Remate certeiro: Agora que vivemos escondidos em bunkers a céu aberto

Agora que vivemos escondidos em bunkers a céu aberto, tenho muitas saudades do meu pai

São cada vez piores os sentimentos que nos rodeiam, diante da quase irreversível escalada de transformações que o mundo sofre, cujo fio condutor da tragédia que se avizinha está descontroladamente cheio de linhas vermelhas. E qual das linhas é a mais vermelha, cujos sinais tão perturbadores, que não nos deixam margens de PENSAMENTO, apesar do eco quase ensurdecedor das orações, por acreditarmos, que vão ficando cada vez mais longe de nós, os dois grandes suportes da vida: A esperança e a fé.

E porque são tão frágeis as nossas decisões, que no desespero de nos agarrarmos à tábua que está mais próxima, acabamos por nos deixar enrolar pelas vozes dos que percebem de todas as coisas, marginais da vida séria, agora tornados especialistas.

Até as palavras dos governantes, ontem trincheiras fortificadas, hoje não passam de bunkers a céu aberto e com sinais luminosos indicando da nossa presença, o aumentar da nossa pobreza.

De nada vale soletrarmos até aprendermos, ou até nos arrependermos de tanto saber, para nos anunciarmos como pessoas conscientes, feitos de uma formação útil, que se desprenda do ser vulnerável que somos e que esgravatando agora novos estímulos, nos permitam sentirmos que estamos a perder o mundo irracional em que vivíamos.

O pior é que já não nos conseguimos concentrar diante dos dias que correm, porque a vulnerabilidade de que falávamos está agora tão presente, que é ela que nos domina, nos dá as ordens e nesta cegueira de aceitação, nem percebemos que nos perdemos de nós próprios.

E nesta fase da nossa vida, de quando em vez nos chegam sinais, que nos levam sem sabermos, por caminhos que já nos foram familiares, que pensávamos perdidos e que agora nos parecem tão reais, que por vezes nem sabemos se este reerguer da memória, onde procuramos chegar retirando pedra a pedra, tudo o que nos separava da distância do tempo, só nos fazem bem.

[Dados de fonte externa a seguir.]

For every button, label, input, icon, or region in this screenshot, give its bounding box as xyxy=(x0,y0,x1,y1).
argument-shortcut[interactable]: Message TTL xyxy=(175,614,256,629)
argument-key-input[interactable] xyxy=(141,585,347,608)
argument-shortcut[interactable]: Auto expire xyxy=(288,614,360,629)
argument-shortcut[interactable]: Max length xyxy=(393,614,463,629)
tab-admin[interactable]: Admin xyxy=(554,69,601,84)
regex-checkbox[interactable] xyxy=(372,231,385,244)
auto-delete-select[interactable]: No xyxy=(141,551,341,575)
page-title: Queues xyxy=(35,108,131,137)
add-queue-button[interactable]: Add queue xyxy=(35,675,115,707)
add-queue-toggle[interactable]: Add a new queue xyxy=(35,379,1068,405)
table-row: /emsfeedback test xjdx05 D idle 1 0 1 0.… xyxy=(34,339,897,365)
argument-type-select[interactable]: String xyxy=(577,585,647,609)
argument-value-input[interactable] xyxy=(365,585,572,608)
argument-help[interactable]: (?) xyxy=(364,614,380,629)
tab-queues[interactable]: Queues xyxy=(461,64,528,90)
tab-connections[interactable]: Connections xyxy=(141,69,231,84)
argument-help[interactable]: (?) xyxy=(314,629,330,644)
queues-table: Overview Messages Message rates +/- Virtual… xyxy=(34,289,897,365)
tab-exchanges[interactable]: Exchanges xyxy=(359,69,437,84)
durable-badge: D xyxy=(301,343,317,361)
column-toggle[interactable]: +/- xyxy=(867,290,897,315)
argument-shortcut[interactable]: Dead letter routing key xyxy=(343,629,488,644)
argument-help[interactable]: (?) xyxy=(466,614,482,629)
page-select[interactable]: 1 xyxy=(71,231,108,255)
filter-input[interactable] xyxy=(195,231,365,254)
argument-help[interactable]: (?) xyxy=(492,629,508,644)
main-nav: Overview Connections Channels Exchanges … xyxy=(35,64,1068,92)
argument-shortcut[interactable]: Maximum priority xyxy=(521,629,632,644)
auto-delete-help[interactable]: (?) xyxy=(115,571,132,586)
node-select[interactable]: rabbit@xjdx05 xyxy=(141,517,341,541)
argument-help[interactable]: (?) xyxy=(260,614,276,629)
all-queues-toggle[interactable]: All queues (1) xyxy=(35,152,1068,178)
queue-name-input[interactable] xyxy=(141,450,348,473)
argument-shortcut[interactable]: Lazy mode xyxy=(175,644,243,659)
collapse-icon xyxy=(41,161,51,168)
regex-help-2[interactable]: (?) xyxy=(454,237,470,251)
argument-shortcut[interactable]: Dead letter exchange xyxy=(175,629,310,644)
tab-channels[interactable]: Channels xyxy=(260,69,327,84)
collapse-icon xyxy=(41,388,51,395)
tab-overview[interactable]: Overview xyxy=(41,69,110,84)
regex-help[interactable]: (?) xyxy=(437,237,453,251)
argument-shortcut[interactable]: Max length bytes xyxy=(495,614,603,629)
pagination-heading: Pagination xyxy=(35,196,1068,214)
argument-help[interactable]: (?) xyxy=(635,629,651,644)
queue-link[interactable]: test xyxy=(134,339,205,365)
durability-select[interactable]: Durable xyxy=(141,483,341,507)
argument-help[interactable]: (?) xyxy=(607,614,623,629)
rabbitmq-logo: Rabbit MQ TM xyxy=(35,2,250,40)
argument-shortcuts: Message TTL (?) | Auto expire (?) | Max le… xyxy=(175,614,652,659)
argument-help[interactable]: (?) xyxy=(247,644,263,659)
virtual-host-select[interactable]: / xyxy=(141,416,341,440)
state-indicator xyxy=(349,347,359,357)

E nesta viagem, numa espécie de salpicos de regresso às origens, descubro em mim, o meu pai, o velho e ternurento Manuel Gomes Néné, aqui e ali apelidado de Manuel Azul.

Manuel Gomes Nené

Pai tenho saudades tuas. Não deixámos nada para dizer um ou outro. Por isso, agora, sinto-me como se fosse tu

Vejo lado a lado com um homem bom, único. Até descubro no seu andar o meu andar e vejo no meu olhar, o seu próprio olhar.

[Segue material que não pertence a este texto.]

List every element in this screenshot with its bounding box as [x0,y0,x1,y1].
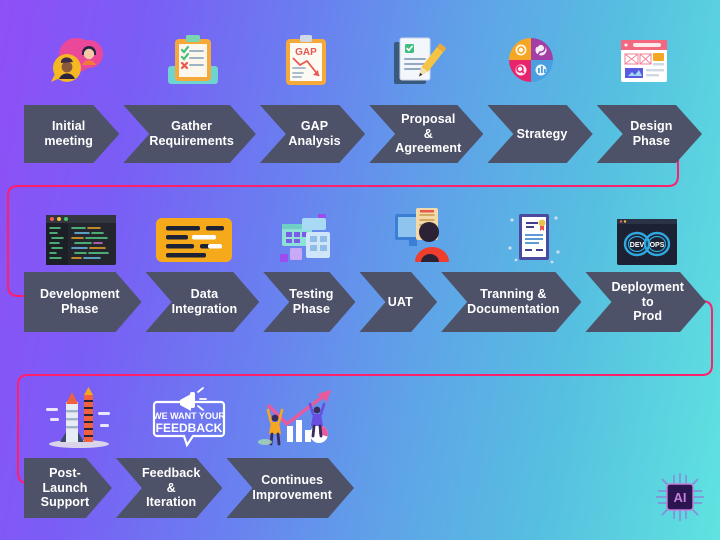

Costumamos dizer, quando alguém se separa de nós, depois de uma longa vivência juntos, que deixamos tanta coisa para dizer uns aos outros.

No que se refere ao meu pai, porque eu sou ele em cada movimento, em cada passo, em cada gesto de ver, olhar e descobrir, que dissemos tudo o que tínhamos para dizer, porque quando se fala em todos os momentos com amor, com paixão, com lealdade, com gratidão, nunca deixamos nada para dizer.

O seu sorriso, é agora o meu sorriso. O meu olhar para dentro de mim próprio, é agora o seu próprio olhar.

Aqui nesta viagem, a um dos muitos capítulos da minha memória, não existem ses, as dúvidas, as interrogações, os reparos, mesmos a que nos esmagam pelas angústias e pelas saudades, não existem. É tudo bem claro.

Sei que ele caminha a meu lado. Escuto com nitidez o seu respirar, as suas caricias, raras mas belas, porque o meu velhote, era mais um homem de braços, do que de abraços, e daí, reviver em cada instante, o seu braço no ar, em cada momento de despedida, cheio de incertezas, porque cada despedida, era sempre a última.

A forma como coloco o boné, é tão igual, que sinto que é ele a fazê-lo.

Em cada momento de todos os momentos, caminho a seu lado, levo comigo os seus passos, o seu olhar, como quem procura recuperar histórias, palavras, sinais. Coisas simples, que sempre dissemos e fizemos um ao outro.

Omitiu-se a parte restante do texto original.